Des chiens trapus, athlétiques et imposants. « Leur corpulence en fait de bons chiens de
dissuasion mais, ce sont des animaux très affectueux », précise Thierry Jossot, venu de Nantes
pour présenter ses chiens issus de l’élevage des Gladiateurs du Guesny. Le Dogue de
Bordeaux est en fait l’un des chiens français les plus anciens. Menacée d’extinction après la
Seconde guerre mondiale, la race a repris son essor dans les années 1960, pour le plus grand
plaisir des cynophiles présents dimanche pour en admirer quelques beaux spécimen. « La
première fois que j’ai vu un dogue de Bordeaux, c’était ici. J’ai littéralement eu le coup de
foudre, se souvient Thierry Jossot. Aujourd’hui, j’en ai douze. » Et autant de grandes gueules
à nourrir. Traditionnellement, le dogue de Bordeaux était d’ailleurs le chien favori de la
corporation des bouchers. Car, ces derniers étaient les seuls à pouvoir nourrir de telles bêtes
qui adultes ne pèsent pas moins de 50 kilos !

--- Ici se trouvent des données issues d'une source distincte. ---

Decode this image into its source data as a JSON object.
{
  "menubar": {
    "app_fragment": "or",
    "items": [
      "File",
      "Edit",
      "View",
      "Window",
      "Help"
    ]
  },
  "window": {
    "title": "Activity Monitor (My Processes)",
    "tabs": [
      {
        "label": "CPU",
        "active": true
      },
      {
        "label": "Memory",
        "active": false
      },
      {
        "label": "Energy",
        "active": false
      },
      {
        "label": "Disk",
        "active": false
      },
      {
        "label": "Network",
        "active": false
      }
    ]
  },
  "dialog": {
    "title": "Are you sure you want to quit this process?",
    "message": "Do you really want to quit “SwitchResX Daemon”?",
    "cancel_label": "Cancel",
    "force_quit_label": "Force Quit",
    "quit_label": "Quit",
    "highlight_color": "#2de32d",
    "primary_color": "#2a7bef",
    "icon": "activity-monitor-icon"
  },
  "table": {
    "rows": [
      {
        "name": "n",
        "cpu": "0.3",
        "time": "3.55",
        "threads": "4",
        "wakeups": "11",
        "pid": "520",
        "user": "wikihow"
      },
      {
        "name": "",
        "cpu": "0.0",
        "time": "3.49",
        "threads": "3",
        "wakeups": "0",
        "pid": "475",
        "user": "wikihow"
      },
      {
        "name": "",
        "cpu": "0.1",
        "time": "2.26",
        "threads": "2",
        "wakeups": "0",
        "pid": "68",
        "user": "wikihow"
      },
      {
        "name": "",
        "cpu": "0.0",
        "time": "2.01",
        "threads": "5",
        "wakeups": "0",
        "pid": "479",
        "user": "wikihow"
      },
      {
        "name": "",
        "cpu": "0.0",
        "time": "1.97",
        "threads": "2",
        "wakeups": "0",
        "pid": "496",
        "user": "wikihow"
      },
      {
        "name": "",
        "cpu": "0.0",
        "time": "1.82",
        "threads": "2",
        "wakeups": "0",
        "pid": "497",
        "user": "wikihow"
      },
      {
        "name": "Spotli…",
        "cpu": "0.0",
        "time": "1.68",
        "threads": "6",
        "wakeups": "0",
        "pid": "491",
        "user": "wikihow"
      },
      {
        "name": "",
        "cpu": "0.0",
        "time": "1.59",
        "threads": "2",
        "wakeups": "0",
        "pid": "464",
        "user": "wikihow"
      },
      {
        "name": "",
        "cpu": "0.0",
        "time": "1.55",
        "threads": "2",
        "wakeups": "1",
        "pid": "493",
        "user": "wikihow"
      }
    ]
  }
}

Si le dogue de Bordeaux a fait figure de star d’un jour, les visiteurs ont également pu
apprécier, tout au long de la journée, les présentations de nombreuses autres races. « Notre
objectif est de rendre la cynophilie accessible au plus grand nombre et de mettre à l’honneur
les chiens de race pure », explique Yves Dancla, président de la Société canine de Gironde.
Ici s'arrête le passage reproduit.